A person’s value system is comprised of the assumptions and views a person holds most important to their lives. Examples would be the assumption that honesty is the best policy and that one should treat others how they would like to be treated. Your values impact your participation in the world. Returning to our case scenario, it is often found that the values of foster children are mostly self-centered. Their value systems tilt this way based on the assumption that they can only depend upon themselves. Krathwohl’s valuing stage of the process is when commitment or involvement occurs. Perhaps, the foster child may stop stealing food in the faith that they will not go without their next meal. Their habits change to incorporate trusting their caregivers. This trial run of trust is part of valuing their change in worldview.

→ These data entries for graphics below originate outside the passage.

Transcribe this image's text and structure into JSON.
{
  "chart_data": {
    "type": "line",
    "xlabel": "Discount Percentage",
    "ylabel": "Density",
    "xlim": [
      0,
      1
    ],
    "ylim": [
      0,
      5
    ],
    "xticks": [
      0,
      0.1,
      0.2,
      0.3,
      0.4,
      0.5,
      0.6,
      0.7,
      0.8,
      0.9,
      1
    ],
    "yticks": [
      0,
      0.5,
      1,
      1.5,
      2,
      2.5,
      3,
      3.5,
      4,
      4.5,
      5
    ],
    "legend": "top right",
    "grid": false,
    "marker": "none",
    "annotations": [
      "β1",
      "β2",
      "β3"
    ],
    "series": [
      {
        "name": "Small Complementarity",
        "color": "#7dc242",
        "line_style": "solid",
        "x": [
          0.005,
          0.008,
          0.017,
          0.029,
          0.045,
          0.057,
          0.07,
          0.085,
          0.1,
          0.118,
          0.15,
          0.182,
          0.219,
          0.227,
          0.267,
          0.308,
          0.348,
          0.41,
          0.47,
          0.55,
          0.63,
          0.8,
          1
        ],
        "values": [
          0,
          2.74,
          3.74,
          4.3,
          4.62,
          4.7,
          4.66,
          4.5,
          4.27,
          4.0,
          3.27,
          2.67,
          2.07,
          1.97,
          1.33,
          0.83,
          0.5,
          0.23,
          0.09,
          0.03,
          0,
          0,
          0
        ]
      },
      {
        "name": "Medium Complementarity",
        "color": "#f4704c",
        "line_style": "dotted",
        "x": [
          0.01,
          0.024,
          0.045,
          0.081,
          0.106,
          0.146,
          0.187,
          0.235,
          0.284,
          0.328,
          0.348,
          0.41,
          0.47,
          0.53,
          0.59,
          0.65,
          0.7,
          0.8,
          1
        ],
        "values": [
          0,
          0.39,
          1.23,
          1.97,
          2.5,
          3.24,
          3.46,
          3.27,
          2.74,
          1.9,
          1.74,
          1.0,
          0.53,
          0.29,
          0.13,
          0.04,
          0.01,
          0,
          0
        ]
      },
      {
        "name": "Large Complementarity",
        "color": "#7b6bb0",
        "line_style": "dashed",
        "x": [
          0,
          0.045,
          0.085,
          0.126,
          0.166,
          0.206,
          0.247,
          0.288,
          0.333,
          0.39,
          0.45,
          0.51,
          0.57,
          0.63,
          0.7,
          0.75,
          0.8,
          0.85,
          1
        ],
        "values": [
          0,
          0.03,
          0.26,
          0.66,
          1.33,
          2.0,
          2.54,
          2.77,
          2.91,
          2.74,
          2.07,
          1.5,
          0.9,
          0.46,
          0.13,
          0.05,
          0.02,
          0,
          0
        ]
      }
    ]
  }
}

Our commitments and allegiances involve much investment to which it is wise to be sure our investments are secure. A secure foundation has been proven at this point in the process as the new assumption has been received, responded to with questioning and testing, and then given a trial run through valuing. In the Affective Taxonomy’s next stage of organizing, the assumption is given a long-term commitment. A foster child may step out of the safety of their self-centered world to invest love and commitment to others. They may feel safe forming attachments to caregivers and others tested and proven stable and reliable. They may conform to being part of a family or a community and begin to seek the good of the whole rather than just what is good for them. Giving love and investing emotion is the greatest currency of commitment a foster child has to offer. Through this process, the child reverses their original assumption that all adults cannot be trusted. Their new assumption is that some adults can be trusted and relied on. This stage in Krathwohl’s process is called characterizing. Their identity in the world changes to incorporate the belief. They assume the identity of family member, neighbor, and global citizen rather than solo entity.

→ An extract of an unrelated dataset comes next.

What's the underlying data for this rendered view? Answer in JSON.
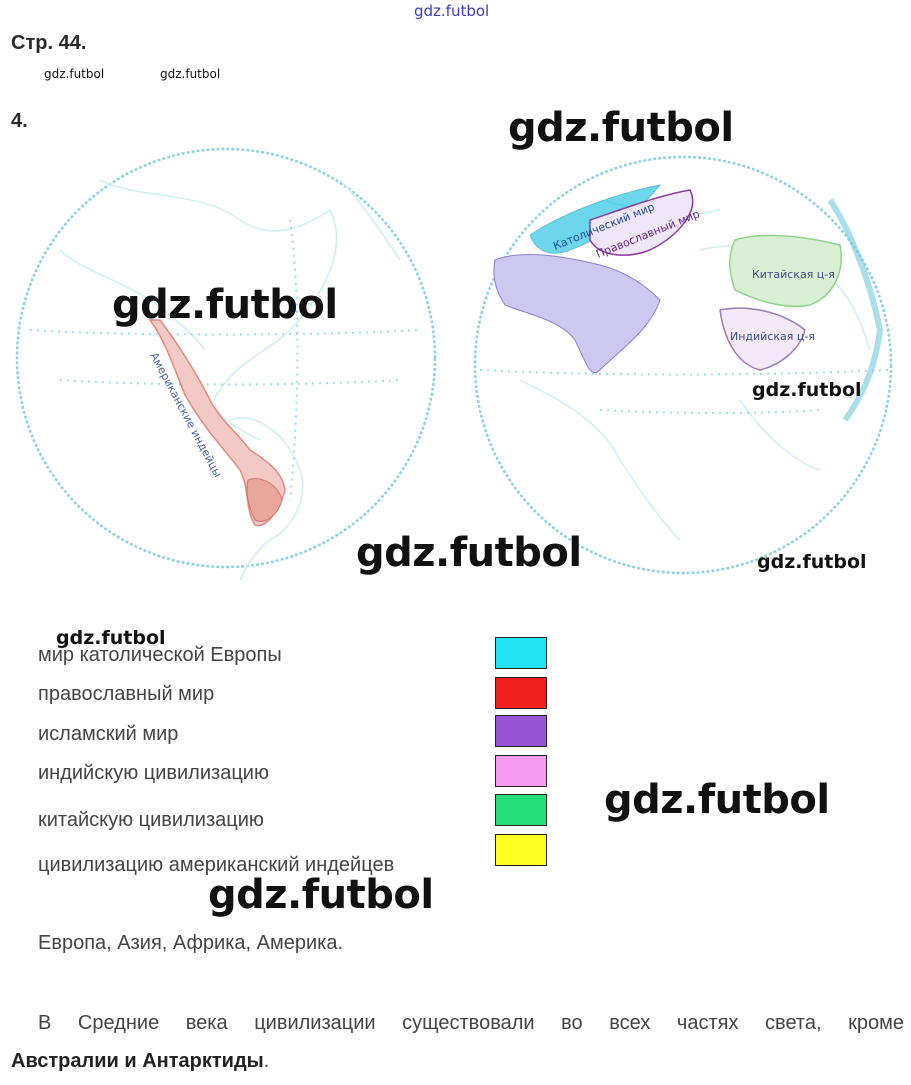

Taking much more than the 21 days to form or break a habit, a worldview takes an extreme growing process. Krathwohl outlined this process in this Affective Taxonomy as receiving, responding, valuing, organizing and characterizing. This process starts by affecting an individual’s assumptions, then their values, followed lastly by their commitments. As shown with our scenario of the foster child, not all assumptions, values, and commitments are healthy. Worldviews should be questioned and put to test when possible to be sure they are worthy of belief and commitment. Unhealthy worldviews can damage not only one’s self, but also their environment, and the worldviews of others around them. No one person should assume that their set of assumptions is exempt from falsity. We should never be closed minded to the idea that we may be wrong in our views. Not everything we know, hear, read or see will be truth. It is a lifelong process to test our assumptions, and as a result, our worldviews are ever changing and always taking new shape. It is our responsibility to strive to turn assumptions into facts by way of seeking Truth.

3 Comments:

Blogger Lisa said...

I tried to leave a comment earlier, but experienced some difficulties with the server.

As a former foster child and current child advocate, I would say that for adopted children, yes, reassurance can be offered.

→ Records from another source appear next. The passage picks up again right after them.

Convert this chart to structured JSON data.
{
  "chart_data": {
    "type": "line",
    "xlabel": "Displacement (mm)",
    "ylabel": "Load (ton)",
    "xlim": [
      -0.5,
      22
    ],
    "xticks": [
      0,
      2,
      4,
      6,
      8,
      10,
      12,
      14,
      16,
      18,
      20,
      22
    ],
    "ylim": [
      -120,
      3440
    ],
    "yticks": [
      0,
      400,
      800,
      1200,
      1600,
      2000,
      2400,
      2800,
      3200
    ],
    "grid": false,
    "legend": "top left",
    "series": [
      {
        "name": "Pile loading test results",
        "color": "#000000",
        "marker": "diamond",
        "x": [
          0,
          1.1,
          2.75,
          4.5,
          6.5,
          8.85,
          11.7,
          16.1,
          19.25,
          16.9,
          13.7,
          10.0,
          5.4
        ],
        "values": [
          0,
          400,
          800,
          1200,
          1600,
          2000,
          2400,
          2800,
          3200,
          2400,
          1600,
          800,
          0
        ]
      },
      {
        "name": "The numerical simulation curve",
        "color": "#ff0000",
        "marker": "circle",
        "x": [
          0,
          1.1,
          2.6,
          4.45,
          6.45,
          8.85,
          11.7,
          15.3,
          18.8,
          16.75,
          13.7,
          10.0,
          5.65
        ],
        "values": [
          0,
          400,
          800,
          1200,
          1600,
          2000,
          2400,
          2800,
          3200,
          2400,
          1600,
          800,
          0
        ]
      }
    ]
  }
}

However, if the child is still in foster care, that placement is temporary and tenuous. This causes them to focus on self in order to survive.

Foster children can and often do bond with the families that they are placed with - however, you must realize that these bonds can be broken quite easily.

So, before questioning their worldview, please examine their situation. False hope is, by nature, false. Their suspicions might be correct.

1:30 PM  
Anonymous John said...

Hi Liz,
I like what you said about Krawthol's affective taxonomy. I am a Professor of Education and would like to use what you said as an example of application of the taxonomy for my students.

12:31 AM  
Blogger Liz said...

Sure John. I'm honored. Go right ahead.